In Remain in Love, drummer Chris Frantz shares the story of Talking Heads, from their humble beginnings as art students in Providence to their rise as one of the most iconic bands of the era. With never-before-seen photos and vivid detail, Frantz takes readers on a journey through the band's early days living and writing music in a sparse Chrystie Street loft, to life on tour and the creation of hits like "Psycho Killer" and "Burning Down the House" that captured the post-baby boom generation's intense style.

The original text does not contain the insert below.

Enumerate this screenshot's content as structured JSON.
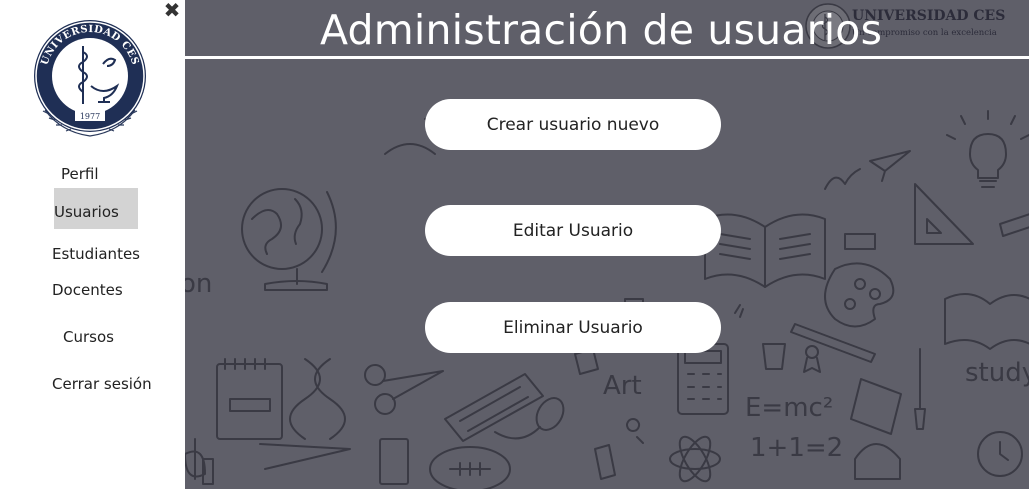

At the heart of the memoir is Frantz's love for Tina Weymouth, his girlfriend and bandmate, and the formation of their own band Tom Tom Club, infusing hits like "Genius of Love" with an Afro-Caribbean beat. Filled with memorable stories of Andy Warhol, Lou Reed, Brian Eno, Debbie Harry, and more, Remain in Love offers a frank and open look at an emblematic life in music and love that defined an era.
PUBLISHERS WEEKLY
Talking Heads drummer Frantz delivers a bright memoir that reads more of an entertaining greatest-hits compilation than complete life chronicle. He discusses his early musical influences (R&B, Fela Kuti, and Kraftwerk) and how the band first came together in 1973 at the Rhode Island School of Design as a herky-jerky art-rock trio called the Artistics, with singer-songwriter David Byrne and bassist Tina Weymouth (whom Frantz later married). The band moved to Manhattan the next year and its burgeoning punk music scene, where, Frantz notes, the Talking Heads "were not afraid to appear straight." His account of their 1977 Europe tour with the Ramones, studded with set lists and bright detail, is particularly thrilling ("we were post-punk before there even was punk"). In 1991, the band broke up when Byrne left. (Frantz writes of Byrne's self-aggrandizement and suggests he is on the spectrum.) Later sections on Frantz and Tina's epochal dance-band, Tom Tom Club, and their time recording and producing in the Bahamas, are replete with fun cameos (the Clash, Robert Palmer, Grace Jones). Fun, cheerful, and eventful, this memoir has just the right amount edge.